“By chanting and hearing of Krishna we can actually associate with Him, for He is absolute and nondifferent from His names, qualities, forms and pastimes. As we associate with Krishna, He helps us to understand Him and dispels the darkness of ignorance with the light of knowledge.” (Shrila Prabhupada, Raja-vidya, Ch 7)
“Can you show me God? Have you seen Him?” These are certainly legitimate questions to pose to transcendentalists and others who claim to be somewhat advanced in knowledge. But at the same time, the questions are somewhat incomplete, as the highest spiritual practice is not to simply rest the eyes on the beautiful form of the Supreme Personality of Godhead. The true magnificence, grandeur, beauty and awe-inspiring nature of such a form can never be truly understood by anyone, let alone the Lord Himself, as He even once descended to earth in the form of a preacher named Krishna Chaitanya to test His hand at devotional service and see what all the fuss was about. Despite man’s limited ability in understanding the Supreme Lord, all hope is not lost, as the greatest transcendental taste is provided from hearing descriptions of God, His names, pastimes and attributes. For those on the topmost platform of transcendental consciousness, this hearing is just as good as seeing, as under the pure mindset thoughts never deviate from that one entity who is capable of providing more pleasure than anyone else.
Why is there even a need to see God? Obviously, the things we are currently accustomed to observing must not be cutting it. If we see God, then maybe we can truly believe in His existence. If we see the Lord, we can ask Him why He hides Himself from everyone and why we are forced to suffer so much. But seeing alone doesn’t always bring about the best understanding. We can take the sun as an example to see why this is the case. The brilliant disc in the sky provides heat and light constantly to innumerable living entities spread across thousands of miles. Now just imagine if we undertook the nearly impossible task of trying to understand the sun by simply looking at it. For starters, depending on the time we decided to make our observations, the sun would strike back with its glaring effulgence, a splendor so powerful that it would bring pain and discomfort to the eyes. Indeed, staring at the sun for too long can hamper vision for the rest of the day, as the glow from the light leaves an extended imprint on the eyes.
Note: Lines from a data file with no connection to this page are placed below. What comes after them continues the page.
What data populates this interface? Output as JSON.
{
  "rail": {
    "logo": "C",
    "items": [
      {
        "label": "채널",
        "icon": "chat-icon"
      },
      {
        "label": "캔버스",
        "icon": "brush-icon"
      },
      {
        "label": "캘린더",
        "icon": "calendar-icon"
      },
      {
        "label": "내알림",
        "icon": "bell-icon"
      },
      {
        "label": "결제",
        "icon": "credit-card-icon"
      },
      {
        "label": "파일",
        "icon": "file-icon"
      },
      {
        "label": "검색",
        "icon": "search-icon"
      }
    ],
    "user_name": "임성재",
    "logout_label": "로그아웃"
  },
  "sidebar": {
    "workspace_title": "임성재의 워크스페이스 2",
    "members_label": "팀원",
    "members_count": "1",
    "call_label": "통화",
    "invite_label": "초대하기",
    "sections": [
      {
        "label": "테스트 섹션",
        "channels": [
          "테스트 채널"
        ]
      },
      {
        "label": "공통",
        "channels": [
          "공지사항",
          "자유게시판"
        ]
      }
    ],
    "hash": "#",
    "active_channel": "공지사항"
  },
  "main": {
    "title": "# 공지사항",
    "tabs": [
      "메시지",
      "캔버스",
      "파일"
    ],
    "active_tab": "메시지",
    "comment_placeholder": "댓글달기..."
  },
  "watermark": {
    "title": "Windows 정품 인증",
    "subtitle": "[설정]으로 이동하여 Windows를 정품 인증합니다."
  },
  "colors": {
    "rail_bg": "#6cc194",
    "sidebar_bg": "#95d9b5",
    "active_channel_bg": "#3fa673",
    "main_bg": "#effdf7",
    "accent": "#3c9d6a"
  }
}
Even if we looked at the sun at a time when it was less intense in its contact on the specific portion of the earth that we were standing on, such as during sunrise and sunset, the actual amazing nature and characteristics of the sustainer of life in the sky could never be understood. From a distance one man may speculate as to what the sun is like, while another will posit his own theory. In this respect, seeing is not believing in the true potency and benevolent nature of the sun. Yet if we took a different approach, where we observed the world around us, we could gain a more thorough understanding. For instance, we know that when the sun rises in the morning, the result is that there is light all around us. Conversely, when the sun sets at night, everything turns pitch black. The artificial light that man has created is fully humbled by the abundance of natural light provided by the sun. Therefore we can conclude that one of the properties of the sun is that it has tremendous light.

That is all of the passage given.